|Wood wasp (Urocerus gigas)|
So, here are the facts:
- Funnily, the golf that we were doing was pre-historic themed and when I first saw the wasp I thought it was one of those 2 metre long pre-historic dragonflies it was so big!
- After we had taken the photograph of it, we saw that it didn't have a sting. I guess if you're that big you don't really need one!
- Adding on to this, sometimes it does have something that looks like an absolutely huge sting but it's actually only females that do and its just a large ovipositor that they use for laying eggs in wood.
|It was enormous, this post was as thick as my leg!|
- Well, to the people that discovered it apparently looked like a Horn which is why they granted it the name 'Horntail'. As well as the Giant Wood Wasp.
- They are found mostly in areas where there are pine or coniferous woodlands as that's where the females lay their eggs.

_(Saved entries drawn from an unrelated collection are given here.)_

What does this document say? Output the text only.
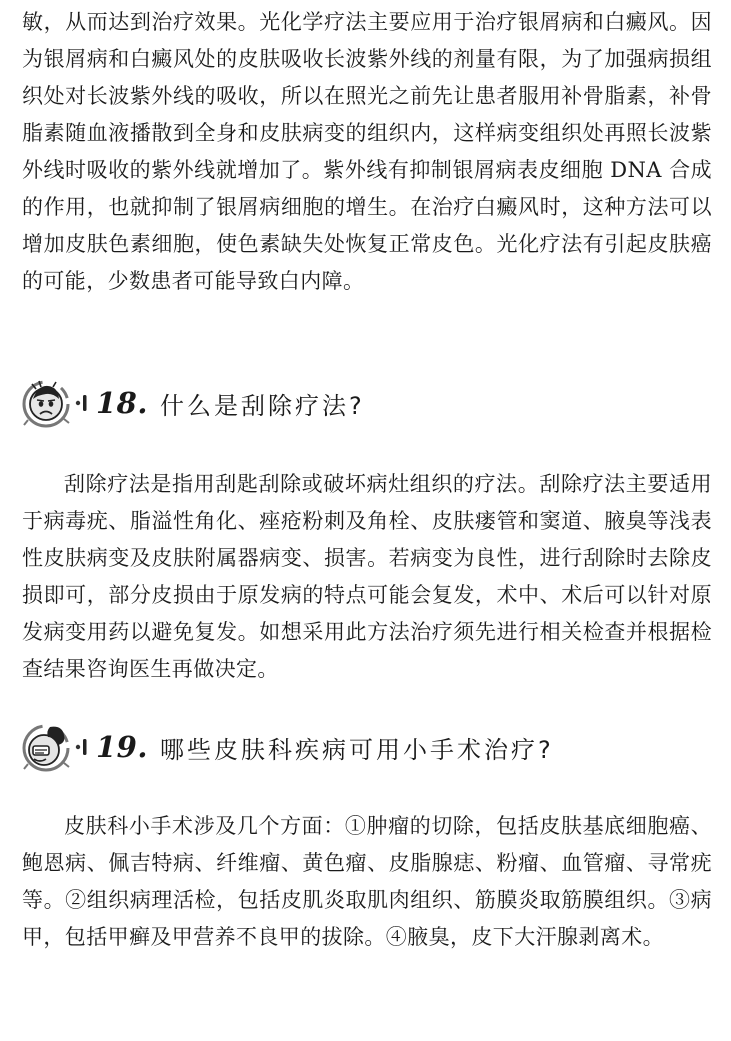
敏，从而达到治疗效果。光化学疗法主要应用于治疗银屑病和白癜风。因为银屑病和白癜风处的皮肤吸收长波紫外线的剂量有限，为了加强病损组织处对长波紫外线的吸收，所以在照光之前先让患者服用补骨脂素，补骨脂素随血液播散到全身和皮肤病变的组织内，这样病变组织处再照长波紫外线时吸收的紫外线就增加了。紫外线有抑制银屑病表皮细胞 DNA 合成的作用，也就抑制了银屑病细胞的增生。在治疗白癜风时，这种方法可以增加皮肤色素细胞，使色素缺失处恢复正常皮色。光化疗法有引起皮肤癌的可能，少数患者可能导致白内障。

18. 什么是刮除疗法?

刮除疗法是指用刮匙刮除或破坏病灶组织的疗法。刮除疗法主要适用于病毒疣、脂溢性角化、痤疮粉刺及角栓、皮肤瘘管和窦道、腋臭等浅表性皮肤病变及皮肤附属器病变、损害。若病变为良性，进行刮除时去除皮损即可，部分皮损由于原发病的特点可能会复发，术中、术后可以针对原发病变用药以避免复发。如想采用此方法治疗须先进行相关检查并根据检查结果咨询医生再做决定。

19. 哪些皮肤科疾病可用小手术治疗?

皮肤科小手术涉及几个方面：①肿瘤的切除，包括皮肤基底细胞癌、鲍恩病、佩吉特病、纤维瘤、黄色瘤、皮脂腺痣、粉瘤、血管瘤、寻常疣等。②组织病理活检，包括皮肌炎取肌肉组织、筋膜炎取筋膜组织。③病甲，包括甲癣及甲营养不良甲的拔除。④腋臭，皮下大汗腺剥离术。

- They lay them in the wood and the larvae spend up to five years developing.
- They are found from May to October but most commonly they are found all of Spring from May to August inclusive.
- Now, I keep going on about how big they are without actually saying how big they are. Well, The Wildlife Trusts say that they are 7cm in length.
- Despite being big and scary looking with the 'fake' big sting, they are in fact harmless.
- They are one of the rarer species that I have covered with only about 100 records across the UK.
- Like the last species that I covered, they don't seem to be affected by how Northerly or Easterly you are, they're found rarely basically everywhere. Including Ireland.